Background: We have discovered metabolic and mitochondrial dysfunction in the retina and optic nerve which occur prior to neurodegeneration in glaucoma. One of these early changes is a decline in the important metabolite NAD which critically regulates neuronal survival in glaucoma. Preventing NAD decline pharmacologically or through targeted gene therapies robustly prevents neurodegeneration. We are now actively generating novel NAD-generating compounds based on our initial studies.

Issue: Glaucoma affects 2% of the Nordic population. It is a huge health and economic burden. There are no neuroprotective therapies. 42% of glaucoma patients will go blind in at least one eye.

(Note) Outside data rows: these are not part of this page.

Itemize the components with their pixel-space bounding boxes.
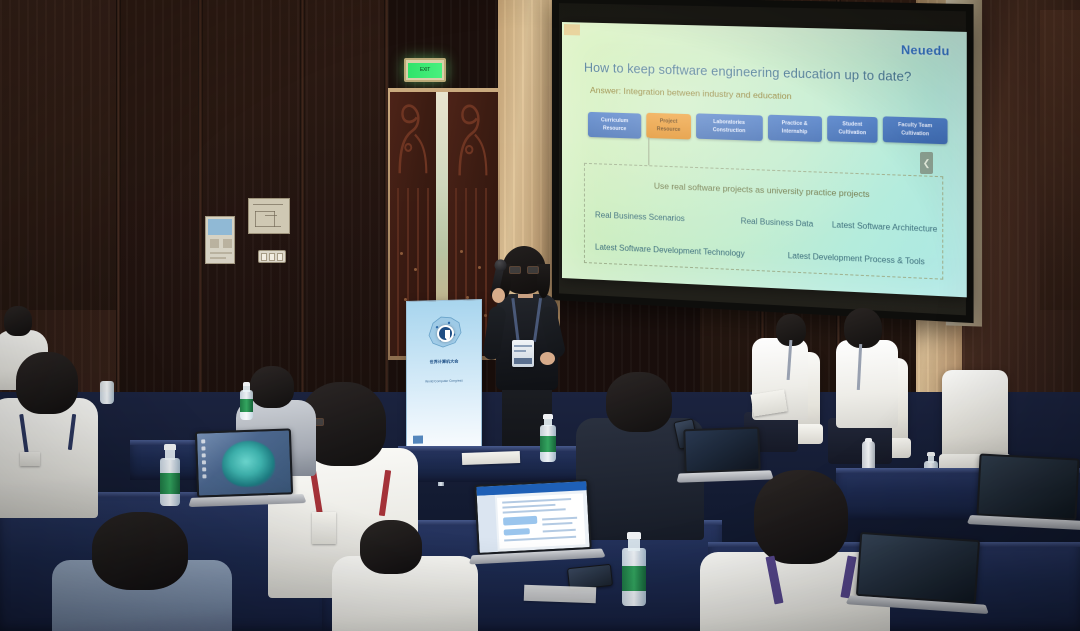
bullet-latest-development-process-tools: Latest Development Process & Tools — [788, 251, 932, 267]
laptop-center[interactable] — [474, 479, 592, 555]
handout-paper — [462, 451, 520, 465]
evacuation-map-sign — [248, 198, 290, 234]
bullet-real-business-data: Real Business Data — [741, 216, 832, 229]
slide-logo: Neuedu — [901, 43, 950, 59]
chevron-left-icon[interactable]: ❮ — [920, 152, 933, 174]
door-scrollwork-icon — [394, 98, 432, 184]
room-notice-sign — [205, 216, 235, 264]
wall-trim — [198, 0, 203, 400]
pipeline-box-project-resource: Project Resource — [646, 113, 690, 140]
detail-bullets-row-1: Real Business Scenarios Real Business Da… — [595, 210, 932, 233]
exit-sign: EXIT — [404, 58, 446, 82]
conference-rollup-banner: 世界计算机大会 World Computer Congress — [406, 299, 482, 461]
slide-answer-line: Answer: Integration between industry and… — [590, 85, 792, 101]
handout-paper — [524, 585, 597, 604]
door-scrollwork-icon — [452, 98, 494, 184]
wall-trim — [300, 0, 305, 400]
light-switch-panel[interactable] — [258, 250, 286, 263]
detail-panel-title: Use real software projects as university… — [585, 178, 942, 202]
exit-sign-label: EXIT — [408, 63, 442, 78]
attendee-badge — [312, 512, 336, 544]
laptop-bottom-right[interactable] — [856, 532, 980, 604]
water-bottle — [160, 444, 180, 506]
left-wall-upper — [0, 0, 120, 310]
laptop-left[interactable] — [195, 428, 293, 497]
presenter — [478, 248, 588, 463]
bullet-latest-software-architecture: Latest Software Architecture — [832, 220, 938, 234]
pipeline-connector-line — [648, 137, 649, 165]
bullet-latest-software-development-technology: Latest Software Development Technology — [595, 242, 788, 260]
banner-sponsor-mark — [413, 436, 423, 444]
attendee-badge — [20, 452, 40, 466]
projected-slide: Neuedu How to keep software engineering … — [562, 22, 967, 297]
pipeline-box-practice-internship: Practice & Internship — [768, 115, 822, 143]
drinking-glass — [100, 374, 114, 404]
document-editor-screen — [476, 481, 589, 553]
glasses-icon — [509, 266, 539, 274]
slide-pipeline-boxes: Curriculum Resource Project Resource Lab… — [588, 107, 948, 150]
laptop-right[interactable] — [976, 453, 1079, 520]
bullet-real-business-scenarios: Real Business Scenarios — [595, 210, 741, 225]
right-wall-decor — [1040, 10, 1080, 310]
empty-chair — [942, 370, 1008, 460]
slide-title: How to keep software engineering educati… — [584, 61, 924, 85]
pipeline-box-curriculum-resource: Curriculum Resource — [588, 112, 641, 139]
pipeline-box-laboratories-construction: Laboratories Construction — [696, 113, 762, 141]
pipeline-box-student-cultivation: Student Cultivation — [827, 116, 878, 144]
detail-bullets-row-2: Latest Software Development Technology L… — [595, 242, 932, 266]
water-bottle — [240, 382, 253, 420]
laptop-right-mid[interactable] — [683, 427, 760, 474]
water-bottle — [622, 532, 646, 606]
slide-corner-marker — [564, 24, 580, 35]
presenter-right-hand — [540, 352, 555, 365]
windows11-wallpaper — [197, 430, 291, 495]
slide-detail-panel: Use real software projects as university… — [584, 163, 943, 280]
presenter-left-hand — [492, 288, 505, 303]
presenter-badge — [512, 340, 534, 367]
pipeline-box-faculty-team-cultivation: Faculty Team Cultivation — [883, 116, 948, 144]
water-bottle — [540, 414, 556, 462]
conference-photo-scene: EXIT — [0, 0, 1080, 631]
wall-trim — [116, 0, 121, 400]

5-year work plan: (1) Development of novel small molecules and selection of lead compound(s); (2) In silico modelling of NMNAT2 and MST to assess NMNAT2 binding; (3) Optimize dosage and delivery route / carrier for novel small molecules; (4) Test NMNAT2-specificity of novel small molecules; (5) Safety / toxicity testing of select lead small molecule; (6) Long-term testing of novel small molecules in in vitro and in vivo systems (this will be the focus of this Ögonfonden application).

Meaning: Neuronal NAD production is an ideal target for neuroprotective drug discovery for neuroprotection in glaucoma and other axon degenerations.